ROANOKE TIMES

                         Roanoke Times
                 Copyright (c) 1995, Landmark Communications, Inc.

DATE: FRIDAY, March 9, 1990                   TAG: 9003092046
SECTION: NATIONAL/INTERNATIONAL                    PAGE: A1   EDITION: METRO 
SOURCE: The Washington Post
DATELINE: WASHINGTON                                 LENGTH: Medium


NEW POLICY FOR TRANSIT COSTS RIPPED

The Bush administration's national transportation policy was criticized immediately as an attempt to pass the buck - literally and figuratively - to state and local governments.

The policy, reflecting the constraints of a tight federal budget combined with President Bush's no-new-taxes pledge, essentially would shift more of the financial burden of mass transit, highway and airport projects to the people who use them and to state and local governments.

Mass-transit and passenger-railroad spokesmen protested the loudest, but there were also expressions of pain or concern from others in the transportation field.

Democratic members of Congress lost no time in attacking the plan.

"I don't understand how a national transportation policy can downplay the role of mass transit to the extent that yours does," House Public Works and Transportation Committee Chairman Glenn M. Anderson, D-Calif., told Transportation Secretary Samuel K. Skinner at a hearing of the surface-transportation subcommittee a few hours after the policy statement was released.

The subcommittee will soon draft new highway legislation, as other subcommittees draft aviation and other transportation programs that are coming up for renewal in the next two years. Skinner most likely will have to fill in some of the blanks that were left by the policy report, which contained few recommendations specific enough to be written into law.

Sen. Lloyd Bentsen, D-Texas, chairman of the Senate Finance Committee, said the policy "sounds like they're trying to pour 5 pounds of sugar in a 2-pound sack."

Sen. Frank Lautenberg, D-N.J., chairman of the transportation appropriations subcommittee, said the policy would have the federal government "turn its back on its obligation to assure a national transportation network."

There is little debate over the magnitude of the problem. Various studies have placed the need for infrastructure improvement at about $3.3 trillion.

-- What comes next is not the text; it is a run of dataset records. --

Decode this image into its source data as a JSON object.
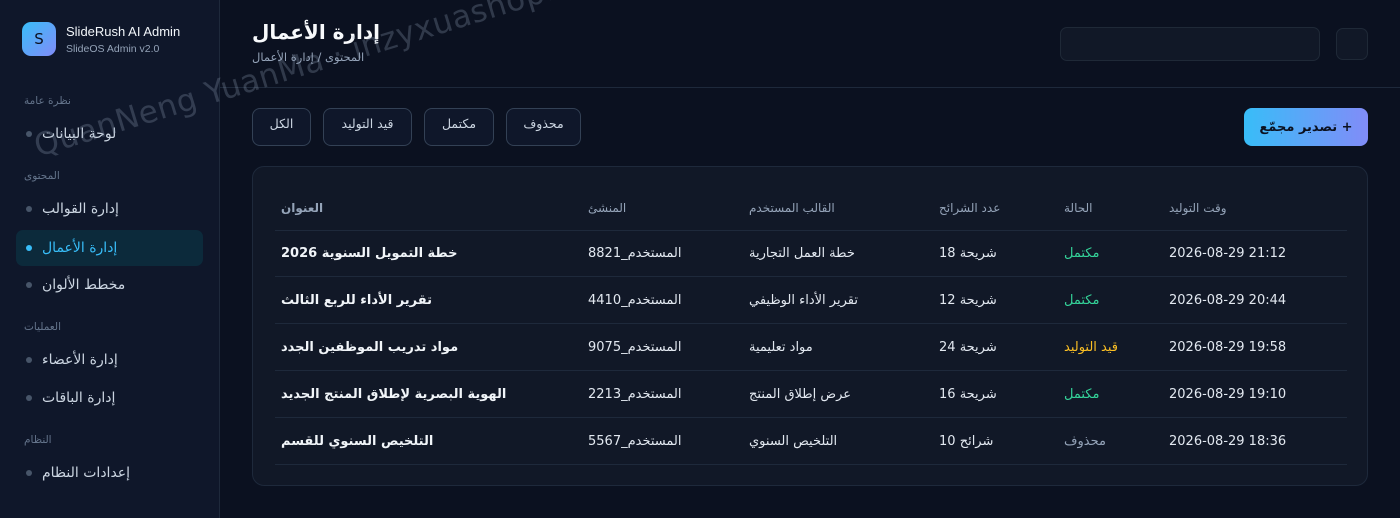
{
  "brand": {
    "logo_letter": "S",
    "name": "SlideRush AI Admin",
    "subtitle": "SlideOS Admin v2.0"
  },
  "sidebar": {
    "sections": [
      {
        "label": "نظرة عامة"
      },
      {
        "label": "المحتوى"
      },
      {
        "label": "العمليات"
      },
      {
        "label": "النظام"
      }
    ],
    "items": [
      {
        "label": "لوحة البيانات",
        "active": false
      },
      {
        "label": "إدارة القوالب",
        "active": false
      },
      {
        "label": "إدارة الأعمال",
        "active": true
      },
      {
        "label": "مخطط الألوان",
        "active": false
      },
      {
        "label": "إدارة الأعضاء",
        "active": false
      },
      {
        "label": "إدارة الباقات",
        "active": false
      },
      {
        "label": "إعدادات النظام",
        "active": false
      }
    ]
  },
  "header": {
    "title": "إدارة الأعمال",
    "breadcrumb": "المحتوى / إدارة الأعمال",
    "search_value": ""
  },
  "filters": [
    {
      "label": "الكل"
    },
    {
      "label": "قيد التوليد"
    },
    {
      "label": "مكتمل"
    },
    {
      "label": "محذوف"
    }
  ],
  "export_button": "تصدير مجمّع +",
  "table": {
    "headers": {
      "title": "العنوان",
      "creator": "المنشئ",
      "template": "القالب المستخدم",
      "slides": "عدد الشرائح",
      "status": "الحالة",
      "time": "وقت التوليد"
    },
    "rows": [
      {
        "title": "خطة التمويل السنوية 2026",
        "creator": "المستخدم_8821",
        "template": "خطة العمل التجارية",
        "slides": "18 شريحة",
        "status": "مكتمل",
        "status_key": "done",
        "time": "2026-08-29 21:12"
      },
      {
        "title": "تقرير الأداء للربع الثالث",
        "creator": "المستخدم_4410",
        "template": "تقرير الأداء الوظيفي",
        "slides": "12 شريحة",
        "status": "مكتمل",
        "status_key": "done",
        "time": "2026-08-29 20:44"
      },
      {
        "title": "مواد تدريب الموظفين الجدد",
        "creator": "المستخدم_9075",
        "template": "مواد تعليمية",
        "slides": "24 شريحة",
        "status": "قيد التوليد",
        "status_key": "gen",
        "time": "2026-08-29 19:58"
      },
      {
        "title": "الهوية البصرية لإطلاق المنتج الجديد",
        "creator": "المستخدم_2213",
        "template": "عرض إطلاق المنتج",
        "slides": "16 شريحة",
        "status": "مكتمل",
        "status_key": "done",
        "time": "2026-08-29 19:10"
      },
      {
        "title": "التلخيص السنوي للقسم",
        "creator": "المستخدم_5567",
        "template": "التلخيص السنوي",
        "slides": "10 شرائح",
        "status": "محذوف",
        "status_key": "del",
        "time": "2026-08-29 18:36"
      }
    ]
  },
  "watermark": "QuanNeng YuanMa · inzyxuashop.com",
  "colors": {
    "accent": "#38bdf8",
    "accent2": "#818cf8",
    "done": "#34d399",
    "generating": "#fbbf24",
    "deleted": "#94a3b8"
  }
}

Not only are urban highways and airports reaching gridlock, but many highways are in poor shape. The Transportation Department has said that 11 percent of the 1.2 million miles of principal highways - the 30 percent of highways that handle 87 percent of traffic - are "deficient."

Almost all the debate over the policy Thursday centered on its basic premise: that a greater share of transportation funding must come from non-federal sources.

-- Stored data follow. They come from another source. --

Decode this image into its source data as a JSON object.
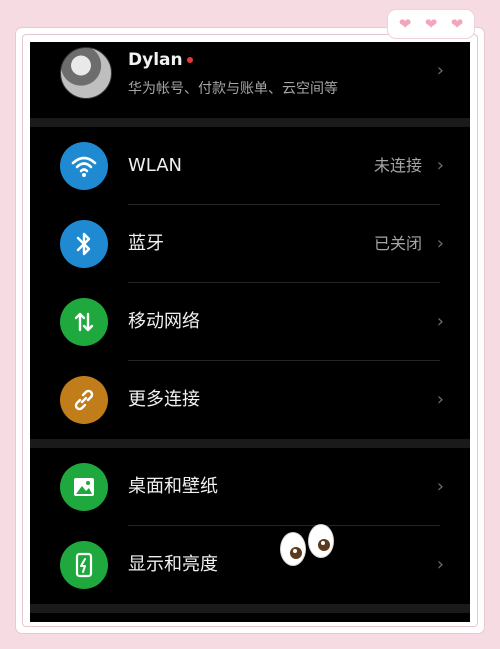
{
  "profile": {
    "name": "Dylan",
    "subtitle": "华为帐号、付款与账单、云空间等"
  },
  "sections": [
    [
      {
        "label": "WLAN",
        "status": "未连接",
        "icon": "wifi-icon",
        "color": "#1f8ad2"
      },
      {
        "label": "蓝牙",
        "status": "已关闭",
        "icon": "bluetooth-icon",
        "color": "#1f8ad2"
      },
      {
        "label": "移动网络",
        "status": "",
        "icon": "mobile-data-icon",
        "color": "#1ea83d"
      },
      {
        "label": "更多连接",
        "status": "",
        "icon": "link-icon",
        "color": "#c07d1a"
      }
    ],
    [
      {
        "label": "桌面和壁纸",
        "status": "",
        "icon": "wallpaper-icon",
        "color": "#1ea83d"
      },
      {
        "label": "显示和亮度",
        "status": "",
        "icon": "display-icon",
        "color": "#1ea83d"
      }
    ]
  ],
  "chevron": "›"
}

"I think we feel state and local governments have not provided a sufficient amount of infrastructure funding," Skinner told reporters.

But spokesmen for state and local governments said they have already been squeezed dry.

Numerous states have raised gasoline taxes over the last few years, with some state taxes now exceeding 20 cents per gallon.

The American Public Transit Association called the policy "long on advice and short on help," while Robert R. Kiley, chairman of the New York Metropolitan Transit Authority, said the policy "is gridlocked by the anti-transit philosophy that has brought us to the present state of near immobility."

The aviation industry was less strident, but expressed disappointment. "We must question the wisdom of what appears to be a budget-deficit-driven philosophy compelling users to bear substantially higher costs of . . . a system that benefits every citizen of the United States," said Robert J. Aaronson, chairman of the Air Transport Association.